Huawei Employees Helped African Governments’ Spying: An investigation by the Wall Street Journal revealed that Huawei technicians have helped the governments of Uganda and Zambia spy on political opponents. While it was known that Huawei has sold surveillance and censorship tools to African governments, this is the first reporting of Huawei employees using cell data to track political opponents’ locations and intercept encrypted communications and social media. The investigation did not uncover any evidence of spying by or on the behalf of Beijing, but still highlights the United States’ accusation that Huawei is a potential tool for the Chinese government to spy abroad.
Major Cyber Vulnerabilities Revealed in U.S. Fighter Jets: Hackers vetted by the Air Force found a “motherlode” of critical weaknesses that could be exploited to shut down vital flight systems in the F-15. The hackers accessed the Trusted Aircraft Download Station system through known vulnerabilities which the Air Force failed to fix. While the U.S. military has historically kept white-hat hackers away from sensitive technology, the Air Force hopes to use hackers to identify and patch vulnerabilities before foreign hackers discover and exploit them. Dr. Will Roper, the Air Force’s top acquisition official, plans to have hackers test other systems in the future.

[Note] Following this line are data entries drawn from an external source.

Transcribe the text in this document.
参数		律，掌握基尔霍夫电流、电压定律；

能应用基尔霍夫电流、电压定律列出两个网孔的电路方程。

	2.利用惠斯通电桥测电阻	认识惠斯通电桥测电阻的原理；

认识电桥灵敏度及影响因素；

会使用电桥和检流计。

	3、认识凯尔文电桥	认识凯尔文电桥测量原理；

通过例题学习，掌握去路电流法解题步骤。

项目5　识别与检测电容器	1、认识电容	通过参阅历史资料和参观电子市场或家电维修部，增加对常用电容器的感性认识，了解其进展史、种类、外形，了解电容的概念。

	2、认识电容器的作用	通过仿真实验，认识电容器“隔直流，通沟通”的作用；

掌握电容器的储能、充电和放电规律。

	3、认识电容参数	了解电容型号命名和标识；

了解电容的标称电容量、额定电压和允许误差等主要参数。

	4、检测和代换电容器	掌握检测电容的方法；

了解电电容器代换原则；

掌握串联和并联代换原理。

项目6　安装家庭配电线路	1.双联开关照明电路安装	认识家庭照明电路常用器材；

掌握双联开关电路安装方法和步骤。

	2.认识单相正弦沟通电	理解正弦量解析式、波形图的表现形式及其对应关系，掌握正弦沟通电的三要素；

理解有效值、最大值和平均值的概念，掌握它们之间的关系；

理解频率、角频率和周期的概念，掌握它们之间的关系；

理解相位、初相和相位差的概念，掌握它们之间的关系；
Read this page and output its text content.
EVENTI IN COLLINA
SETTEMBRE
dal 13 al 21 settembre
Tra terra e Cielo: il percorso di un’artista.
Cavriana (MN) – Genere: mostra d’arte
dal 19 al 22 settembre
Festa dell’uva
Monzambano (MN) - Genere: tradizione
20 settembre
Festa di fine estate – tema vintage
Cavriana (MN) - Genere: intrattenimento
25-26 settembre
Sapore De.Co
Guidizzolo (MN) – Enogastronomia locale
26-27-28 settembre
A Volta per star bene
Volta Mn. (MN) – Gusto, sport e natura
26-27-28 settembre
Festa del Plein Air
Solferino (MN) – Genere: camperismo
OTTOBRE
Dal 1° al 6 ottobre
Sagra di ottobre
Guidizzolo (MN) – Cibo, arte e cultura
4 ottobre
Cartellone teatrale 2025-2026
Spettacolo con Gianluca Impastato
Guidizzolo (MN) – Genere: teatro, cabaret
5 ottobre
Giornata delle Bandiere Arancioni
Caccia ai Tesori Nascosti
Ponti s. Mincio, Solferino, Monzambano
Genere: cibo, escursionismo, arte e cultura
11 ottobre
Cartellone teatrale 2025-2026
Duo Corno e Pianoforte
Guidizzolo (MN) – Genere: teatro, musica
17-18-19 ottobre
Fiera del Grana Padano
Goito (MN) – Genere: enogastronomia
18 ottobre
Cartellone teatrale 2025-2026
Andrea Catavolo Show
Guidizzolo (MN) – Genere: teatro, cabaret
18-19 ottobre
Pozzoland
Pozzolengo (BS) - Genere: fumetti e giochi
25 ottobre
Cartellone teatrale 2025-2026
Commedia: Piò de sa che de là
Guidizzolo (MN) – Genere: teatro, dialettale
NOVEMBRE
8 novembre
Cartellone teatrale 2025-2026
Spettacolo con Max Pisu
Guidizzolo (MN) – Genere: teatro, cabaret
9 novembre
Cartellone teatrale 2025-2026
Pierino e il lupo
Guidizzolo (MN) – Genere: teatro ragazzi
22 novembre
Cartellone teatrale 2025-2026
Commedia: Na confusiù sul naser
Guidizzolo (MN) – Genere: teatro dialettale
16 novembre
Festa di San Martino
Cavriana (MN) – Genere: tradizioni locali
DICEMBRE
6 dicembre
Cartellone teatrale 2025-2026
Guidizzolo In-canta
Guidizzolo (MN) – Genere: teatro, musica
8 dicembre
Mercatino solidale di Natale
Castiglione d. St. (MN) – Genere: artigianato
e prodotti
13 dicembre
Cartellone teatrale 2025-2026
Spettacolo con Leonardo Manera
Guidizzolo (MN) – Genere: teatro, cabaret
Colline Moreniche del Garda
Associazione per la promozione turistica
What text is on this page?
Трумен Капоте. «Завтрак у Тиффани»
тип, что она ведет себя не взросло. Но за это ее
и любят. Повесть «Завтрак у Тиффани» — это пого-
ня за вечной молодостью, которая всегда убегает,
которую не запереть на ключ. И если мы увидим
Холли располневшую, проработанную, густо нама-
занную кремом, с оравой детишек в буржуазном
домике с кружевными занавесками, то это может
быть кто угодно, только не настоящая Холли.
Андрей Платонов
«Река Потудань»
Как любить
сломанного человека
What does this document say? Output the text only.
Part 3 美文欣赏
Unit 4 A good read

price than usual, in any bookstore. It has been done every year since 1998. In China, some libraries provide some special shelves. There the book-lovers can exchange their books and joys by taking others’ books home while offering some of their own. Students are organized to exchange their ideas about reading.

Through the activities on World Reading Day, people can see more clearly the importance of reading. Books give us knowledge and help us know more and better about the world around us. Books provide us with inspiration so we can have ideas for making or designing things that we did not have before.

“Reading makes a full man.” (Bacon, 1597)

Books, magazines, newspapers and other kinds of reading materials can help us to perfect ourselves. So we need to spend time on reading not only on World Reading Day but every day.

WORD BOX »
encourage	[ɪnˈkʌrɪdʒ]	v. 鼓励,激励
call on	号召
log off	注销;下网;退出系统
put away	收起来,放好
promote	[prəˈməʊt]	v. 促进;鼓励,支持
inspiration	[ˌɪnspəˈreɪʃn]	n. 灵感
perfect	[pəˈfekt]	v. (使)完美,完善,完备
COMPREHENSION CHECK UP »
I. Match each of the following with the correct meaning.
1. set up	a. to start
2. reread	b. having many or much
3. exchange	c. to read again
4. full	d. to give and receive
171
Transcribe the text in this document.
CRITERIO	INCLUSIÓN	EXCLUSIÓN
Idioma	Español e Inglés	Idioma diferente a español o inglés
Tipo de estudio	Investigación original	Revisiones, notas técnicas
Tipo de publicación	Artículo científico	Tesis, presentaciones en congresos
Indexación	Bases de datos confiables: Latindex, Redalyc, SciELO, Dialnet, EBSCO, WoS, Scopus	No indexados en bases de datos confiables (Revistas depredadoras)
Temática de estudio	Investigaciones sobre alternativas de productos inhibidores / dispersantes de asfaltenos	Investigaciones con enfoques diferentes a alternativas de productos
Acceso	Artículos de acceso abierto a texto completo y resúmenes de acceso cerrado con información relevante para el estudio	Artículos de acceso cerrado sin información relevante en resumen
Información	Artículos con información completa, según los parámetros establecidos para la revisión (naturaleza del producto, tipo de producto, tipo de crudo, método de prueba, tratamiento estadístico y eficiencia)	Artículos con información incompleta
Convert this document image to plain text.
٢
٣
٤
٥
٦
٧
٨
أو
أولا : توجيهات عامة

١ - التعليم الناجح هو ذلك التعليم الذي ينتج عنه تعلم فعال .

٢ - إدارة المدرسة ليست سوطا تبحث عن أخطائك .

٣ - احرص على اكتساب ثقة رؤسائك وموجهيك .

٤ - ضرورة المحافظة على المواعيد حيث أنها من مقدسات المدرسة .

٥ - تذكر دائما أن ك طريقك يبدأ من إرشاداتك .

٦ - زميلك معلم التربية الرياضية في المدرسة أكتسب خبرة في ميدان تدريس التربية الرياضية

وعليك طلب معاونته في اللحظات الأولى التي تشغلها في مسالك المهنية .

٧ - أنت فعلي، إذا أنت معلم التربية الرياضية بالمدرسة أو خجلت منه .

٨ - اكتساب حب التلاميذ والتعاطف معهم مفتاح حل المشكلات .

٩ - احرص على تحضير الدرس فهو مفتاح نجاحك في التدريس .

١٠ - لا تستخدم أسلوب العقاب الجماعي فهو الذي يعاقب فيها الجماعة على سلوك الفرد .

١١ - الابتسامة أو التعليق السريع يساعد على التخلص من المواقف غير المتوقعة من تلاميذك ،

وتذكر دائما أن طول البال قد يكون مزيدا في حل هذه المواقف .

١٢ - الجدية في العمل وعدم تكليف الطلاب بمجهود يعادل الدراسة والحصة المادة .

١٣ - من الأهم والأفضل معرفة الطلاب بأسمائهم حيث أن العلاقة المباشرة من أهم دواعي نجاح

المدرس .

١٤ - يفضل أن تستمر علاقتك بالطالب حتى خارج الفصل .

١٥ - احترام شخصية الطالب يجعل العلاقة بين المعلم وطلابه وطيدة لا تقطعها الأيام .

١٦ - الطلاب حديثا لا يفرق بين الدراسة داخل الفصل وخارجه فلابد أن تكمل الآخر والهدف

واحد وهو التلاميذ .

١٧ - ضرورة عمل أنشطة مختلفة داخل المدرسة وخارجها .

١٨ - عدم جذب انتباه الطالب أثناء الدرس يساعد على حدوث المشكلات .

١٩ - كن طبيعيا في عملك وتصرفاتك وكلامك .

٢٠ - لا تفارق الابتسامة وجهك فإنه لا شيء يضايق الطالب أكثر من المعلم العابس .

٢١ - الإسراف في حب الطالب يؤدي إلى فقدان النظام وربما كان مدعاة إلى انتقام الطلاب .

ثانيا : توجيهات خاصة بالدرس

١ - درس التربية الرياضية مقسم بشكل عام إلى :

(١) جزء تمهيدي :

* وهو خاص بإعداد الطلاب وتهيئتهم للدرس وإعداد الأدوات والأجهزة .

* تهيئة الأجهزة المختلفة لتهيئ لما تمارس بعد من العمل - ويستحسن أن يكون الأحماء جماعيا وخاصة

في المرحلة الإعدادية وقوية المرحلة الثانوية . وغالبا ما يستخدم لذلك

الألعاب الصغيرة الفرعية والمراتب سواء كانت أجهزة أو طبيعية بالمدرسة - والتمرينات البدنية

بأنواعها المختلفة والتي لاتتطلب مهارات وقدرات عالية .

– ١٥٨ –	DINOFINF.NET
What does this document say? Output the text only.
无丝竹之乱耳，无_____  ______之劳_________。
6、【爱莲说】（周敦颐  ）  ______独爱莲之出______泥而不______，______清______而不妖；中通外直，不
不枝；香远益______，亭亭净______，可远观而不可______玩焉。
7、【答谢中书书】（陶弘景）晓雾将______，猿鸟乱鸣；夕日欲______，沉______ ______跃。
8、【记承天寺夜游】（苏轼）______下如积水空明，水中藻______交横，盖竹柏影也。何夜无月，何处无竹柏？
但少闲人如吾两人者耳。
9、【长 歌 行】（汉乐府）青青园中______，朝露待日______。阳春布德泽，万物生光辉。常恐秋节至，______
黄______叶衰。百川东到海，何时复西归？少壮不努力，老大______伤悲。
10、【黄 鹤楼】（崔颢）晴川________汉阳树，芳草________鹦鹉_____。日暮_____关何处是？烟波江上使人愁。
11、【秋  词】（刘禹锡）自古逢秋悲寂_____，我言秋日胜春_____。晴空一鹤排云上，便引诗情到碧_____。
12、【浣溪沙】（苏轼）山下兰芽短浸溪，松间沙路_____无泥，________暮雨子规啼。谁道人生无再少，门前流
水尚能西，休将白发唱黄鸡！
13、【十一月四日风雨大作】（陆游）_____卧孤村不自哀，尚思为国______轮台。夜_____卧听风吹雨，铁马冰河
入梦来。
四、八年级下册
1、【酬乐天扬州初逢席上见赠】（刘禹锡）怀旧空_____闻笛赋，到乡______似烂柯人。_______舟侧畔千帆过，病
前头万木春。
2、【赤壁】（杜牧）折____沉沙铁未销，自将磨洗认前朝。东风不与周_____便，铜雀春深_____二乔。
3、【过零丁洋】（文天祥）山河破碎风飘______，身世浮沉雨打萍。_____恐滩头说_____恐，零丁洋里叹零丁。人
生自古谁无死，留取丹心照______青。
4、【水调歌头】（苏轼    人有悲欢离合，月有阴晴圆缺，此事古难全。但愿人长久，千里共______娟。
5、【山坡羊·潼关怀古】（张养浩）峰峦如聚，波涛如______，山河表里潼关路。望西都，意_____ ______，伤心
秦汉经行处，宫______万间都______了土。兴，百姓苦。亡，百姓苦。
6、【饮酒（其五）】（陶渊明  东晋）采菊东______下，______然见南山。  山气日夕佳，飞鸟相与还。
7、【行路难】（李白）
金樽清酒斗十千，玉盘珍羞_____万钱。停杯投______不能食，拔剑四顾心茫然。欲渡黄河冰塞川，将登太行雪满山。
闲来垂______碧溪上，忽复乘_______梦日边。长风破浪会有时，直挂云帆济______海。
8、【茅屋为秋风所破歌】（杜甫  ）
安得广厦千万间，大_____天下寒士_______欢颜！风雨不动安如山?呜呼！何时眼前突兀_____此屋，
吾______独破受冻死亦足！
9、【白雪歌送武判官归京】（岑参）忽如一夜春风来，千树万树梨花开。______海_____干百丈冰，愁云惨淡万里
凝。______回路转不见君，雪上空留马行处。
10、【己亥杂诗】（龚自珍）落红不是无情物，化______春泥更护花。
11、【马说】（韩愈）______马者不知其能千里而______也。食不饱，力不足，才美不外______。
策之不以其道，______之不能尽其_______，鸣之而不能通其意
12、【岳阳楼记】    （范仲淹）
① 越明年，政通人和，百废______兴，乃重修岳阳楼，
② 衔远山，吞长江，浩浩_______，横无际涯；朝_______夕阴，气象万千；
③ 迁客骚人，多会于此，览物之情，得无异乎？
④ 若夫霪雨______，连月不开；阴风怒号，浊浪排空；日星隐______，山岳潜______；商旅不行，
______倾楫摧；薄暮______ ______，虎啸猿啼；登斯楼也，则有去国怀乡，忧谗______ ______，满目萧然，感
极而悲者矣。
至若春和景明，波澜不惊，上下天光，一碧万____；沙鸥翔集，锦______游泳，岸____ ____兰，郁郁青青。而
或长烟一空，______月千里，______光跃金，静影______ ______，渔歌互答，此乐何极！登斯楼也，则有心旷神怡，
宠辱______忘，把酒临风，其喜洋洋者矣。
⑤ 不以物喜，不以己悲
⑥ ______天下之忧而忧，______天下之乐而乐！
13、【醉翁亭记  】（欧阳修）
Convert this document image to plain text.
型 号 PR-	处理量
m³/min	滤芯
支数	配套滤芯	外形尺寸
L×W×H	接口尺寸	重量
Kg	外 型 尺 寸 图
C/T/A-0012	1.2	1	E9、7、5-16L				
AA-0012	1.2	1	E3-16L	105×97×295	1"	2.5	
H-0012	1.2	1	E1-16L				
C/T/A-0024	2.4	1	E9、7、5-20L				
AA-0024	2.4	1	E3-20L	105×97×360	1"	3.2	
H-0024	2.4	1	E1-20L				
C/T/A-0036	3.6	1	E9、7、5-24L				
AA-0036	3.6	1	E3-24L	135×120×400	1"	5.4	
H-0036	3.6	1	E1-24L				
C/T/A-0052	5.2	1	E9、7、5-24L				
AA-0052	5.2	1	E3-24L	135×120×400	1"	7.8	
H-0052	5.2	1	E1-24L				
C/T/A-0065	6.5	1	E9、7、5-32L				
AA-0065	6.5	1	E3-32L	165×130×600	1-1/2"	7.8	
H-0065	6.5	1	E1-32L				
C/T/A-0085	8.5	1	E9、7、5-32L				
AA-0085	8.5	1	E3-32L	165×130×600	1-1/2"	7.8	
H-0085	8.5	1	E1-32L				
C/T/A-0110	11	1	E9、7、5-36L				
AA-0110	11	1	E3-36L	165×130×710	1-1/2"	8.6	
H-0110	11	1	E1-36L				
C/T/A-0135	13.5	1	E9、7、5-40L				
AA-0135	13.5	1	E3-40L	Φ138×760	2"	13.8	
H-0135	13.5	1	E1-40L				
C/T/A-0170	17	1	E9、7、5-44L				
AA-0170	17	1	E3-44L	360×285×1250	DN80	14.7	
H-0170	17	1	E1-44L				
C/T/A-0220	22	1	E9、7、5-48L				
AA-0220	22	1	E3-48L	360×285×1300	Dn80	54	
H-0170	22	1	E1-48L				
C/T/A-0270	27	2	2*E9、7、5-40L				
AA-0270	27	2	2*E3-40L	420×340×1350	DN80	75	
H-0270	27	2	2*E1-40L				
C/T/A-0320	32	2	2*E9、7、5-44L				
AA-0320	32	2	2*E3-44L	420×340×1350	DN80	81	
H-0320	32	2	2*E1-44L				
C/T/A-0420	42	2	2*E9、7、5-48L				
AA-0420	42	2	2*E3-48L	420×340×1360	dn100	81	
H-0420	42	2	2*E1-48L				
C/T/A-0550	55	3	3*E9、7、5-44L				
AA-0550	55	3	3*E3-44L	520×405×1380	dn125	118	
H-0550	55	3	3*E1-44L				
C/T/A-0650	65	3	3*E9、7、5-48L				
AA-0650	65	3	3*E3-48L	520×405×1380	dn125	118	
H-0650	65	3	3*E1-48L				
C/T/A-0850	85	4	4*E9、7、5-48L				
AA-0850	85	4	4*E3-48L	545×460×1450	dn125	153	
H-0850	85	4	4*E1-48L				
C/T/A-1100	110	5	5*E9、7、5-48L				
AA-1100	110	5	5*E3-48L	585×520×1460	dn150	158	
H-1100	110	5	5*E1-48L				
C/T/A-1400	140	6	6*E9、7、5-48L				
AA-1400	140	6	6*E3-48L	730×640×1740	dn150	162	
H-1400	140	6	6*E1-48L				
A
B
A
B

China’s Central Bank Close to Releasing Digital Currency: The People’s Bank of China (PBOC) appears closer to releasing its own digital currency. The central bank has been working on the currency for the past five years, but has ramped up development since the announcement of Facebook’s proposed Libra currency, which Beijing seesas a potential threat to its own e-payment systems and the stability of national currencies. Based on patents filed by the Digital Currency Research Lab of the PBOC, people will most likely convert cash into digital currency kept in digital wallets managed by the PBOC, granting government access to payment records. The digital currency is supposed to replace circulated cash and should not impact monetary policy.
New Ransomware Used to Attack Companies: Attacks using a new type of ransomware, dubbed Sodinokibi, have led to a surge in claims on cyber insurance. Cybersecurity firm CyberReason attributed the ransomware to the suspected Russian authors of GandCrab ransomware, which is responsible for nearly 40 percent of all ransomware attacks and was sunsetted shortly after the release of Sodinokibi. The hackers sent out emails, purportedly from Germany’s national cybersecurity authority, which contained the Sodinokibi ransomware disguised as downloadable email attachments.